I can’t pass up the chance of seeing Cedar Top like it was sixty years ago. Who’s ever had such a cool opportunity? So my curiosity wins, and I say I’d like to stay overnight. Mr. Larkin nods, and says Cedar Top looks like a fine place to spend the night. I pipe up and say that I know this town. My grandmother is from Cedar Top. Maryellen says that’s great. We can visit her. I shake my head, and say that we can’t. She moved recently.

Mr. Larkin finds a shady spot to park the trailer overnight, and everyone scatters. Mr. and Mrs. Larkin decide to go grocery shopping, and Beverly and Carolyn find a music store they want to visit. Maryellen and I go to find a drugstore where we can buy postcards for Grandmom, Grandpop, Tom, and Mikey in Georgia, and Joan and Jerry back in Daytona Beach.

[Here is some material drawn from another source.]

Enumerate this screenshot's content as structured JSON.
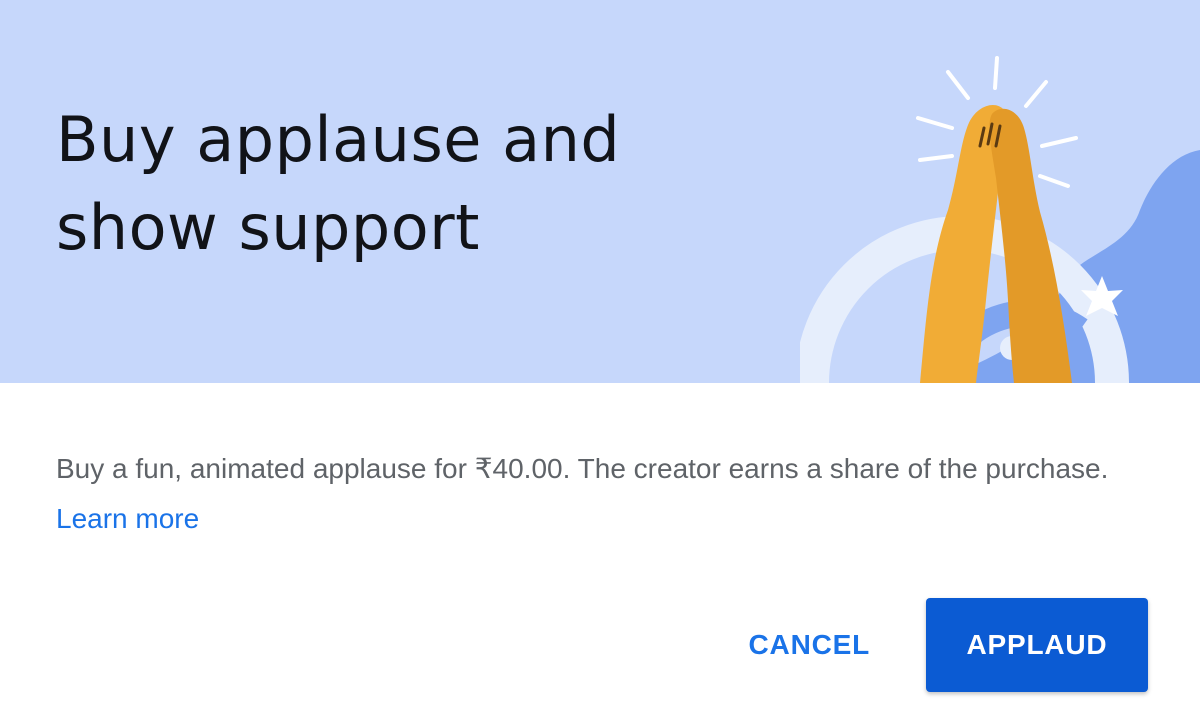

Mr. Larkin unhooks two bicycles from the back end of the trailer and says we can ride. He wheels Carolyn’s bike over to me, and the other bike over to Maryellen. Maryellen’s bike is an old clunker with flat tires, rusty handlebars, a broken bell, and a battered basket. It doesn’t look speedy at all. Even so, Maryellen’s dad reminds her to take it easy. Maryellen sighs and says she will.

After Mr. Larkin leaves, I ask what’s wrong. Why did he tell her to take it easy? Maryellen explains that three years ago, she had polio. And it weakened her lungs. Dad doesn’t want her to get winded from riding the bike too fast. I look again at Maryellen’s bike, and I guess I look dubious, because she laughs and says that her bike is a clunker. And it’s too small for her. She’d like a new one. But her friend, Davy, says that the bike only looks slow until she starts to peddle it. Maryellen likes to go fast.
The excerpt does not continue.